- Bad Packets LLC has released a report that confirms over 80 cryptocjacking schemes against them
- 170,000 servers have allegedly been compromised
- Crypto related crimes on the rise
As interest in the cryptocurrency industry grows, so does cryptocurrency-related crime. This was evidenced this week when the Bad Packets LLC began investigating incidences of over 80 crypto jacking schemes that targeted Mikro Tik routers.
The results of their investigations have been released and it seems that thousands of devices that make use of their service have been compromised.
The investigation was first triggered by a number of compromises a few months ago which uncovered an even larger problem.
Old Software Vulnerabilities Targeted
The breach of security is, fortunately, not a mystery to Bad Packets who have revealed that it was caused by malicious parties exploiting a vulnerability in their technology.
The vulnerability is CVE-2018-14847 which, unfortunately, is embedded in all versions of Mikro Tik up till version 6.42. However, Mikro released a patch to combat the vulnerability in record time. Unfortunately, the recent report indicates that some device owners and operators have not applied it, which means they are still vulnerable to compromise.
The compromises in question are far from random. In fact, it has been reported that over 170,000 Mikro Tik routers in Brazil alone have been targeted. According to Kenin:
“Let me emphasize how bad this attack is. The attacker wisely thought that instead of infecting small sites with few visitors, or finding sophisticated ways to run malware on end-user computers, they would go straight to the source; carrier-grade router devices.”

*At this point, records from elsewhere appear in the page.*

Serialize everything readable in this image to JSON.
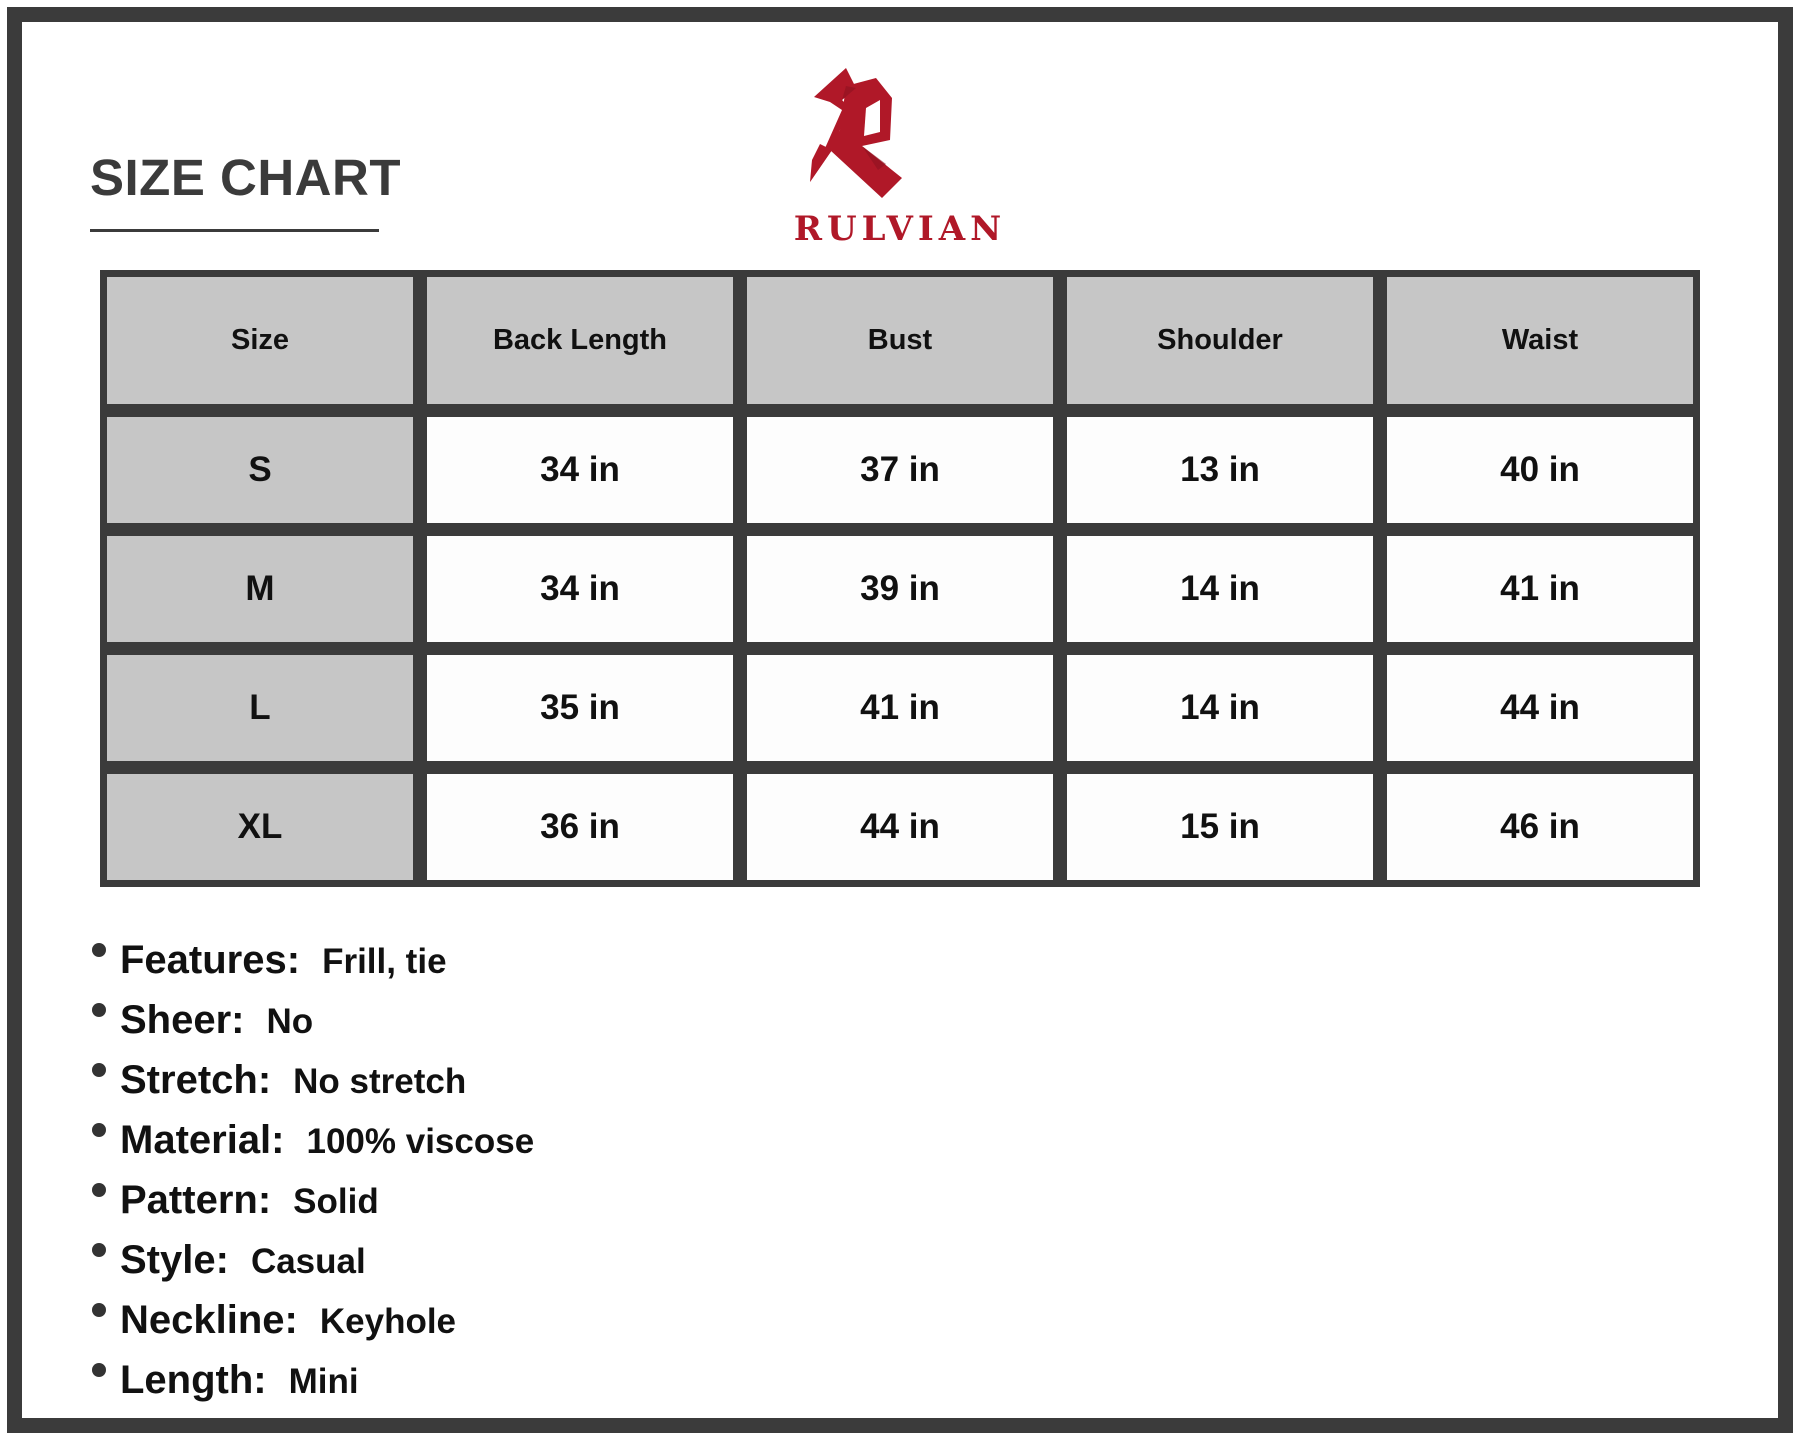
{
  "title": "SIZE CHART",
  "brand": {
    "name": "RULVIAN",
    "color": "#b01828"
  },
  "table": {
    "headers": [
      "Size",
      "Back Length",
      "Bust",
      "Shoulder",
      "Waist"
    ],
    "rows": [
      [
        "S",
        "34 in",
        "37 in",
        "13 in",
        "40 in"
      ],
      [
        "M",
        "34 in",
        "39 in",
        "14 in",
        "41 in"
      ],
      [
        "L",
        "35 in",
        "41 in",
        "14 in",
        "44 in"
      ],
      [
        "XL",
        "36 in",
        "44 in",
        "15 in",
        "46 in"
      ]
    ]
  },
  "specs": [
    {
      "label": "Features:",
      "value": "Frill, tie"
    },
    {
      "label": "Sheer:",
      "value": "No"
    },
    {
      "label": "Stretch:",
      "value": "No stretch"
    },
    {
      "label": "Material:",
      "value": "100% viscose"
    },
    {
      "label": "Pattern:",
      "value": "Solid"
    },
    {
      "label": "Style:",
      "value": "Casual"
    },
    {
      "label": "Neckline:",
      "value": "Keyhole"
    },
    {
      "label": "Length:",
      "value": "Mini"
    }
  ]
}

Despite several warnings from the company, many routers have continued to be compromised, with malware such as CoinHive, Crypto-loot, and Coinimp, which allegedly affected over 115,000 servers.
Two service providers in Iran, AS59566, and AS56616, apparently, are the largest hosts of compromised devices
Combating the Infection
Remarkably enough, despite all these, AV companies have not flagged the URL (https://srcip[.]com/src.js) that the malware originates from.
Users of CoinBlockerLists are protected from the malware as the URL is automatically blocked.
While informing the public and releasing a patch have been helpful steps, it is apparent that more needs to be done by Bad Packets and other organizations like them to prevent future occurrences and remedy them when they do occur.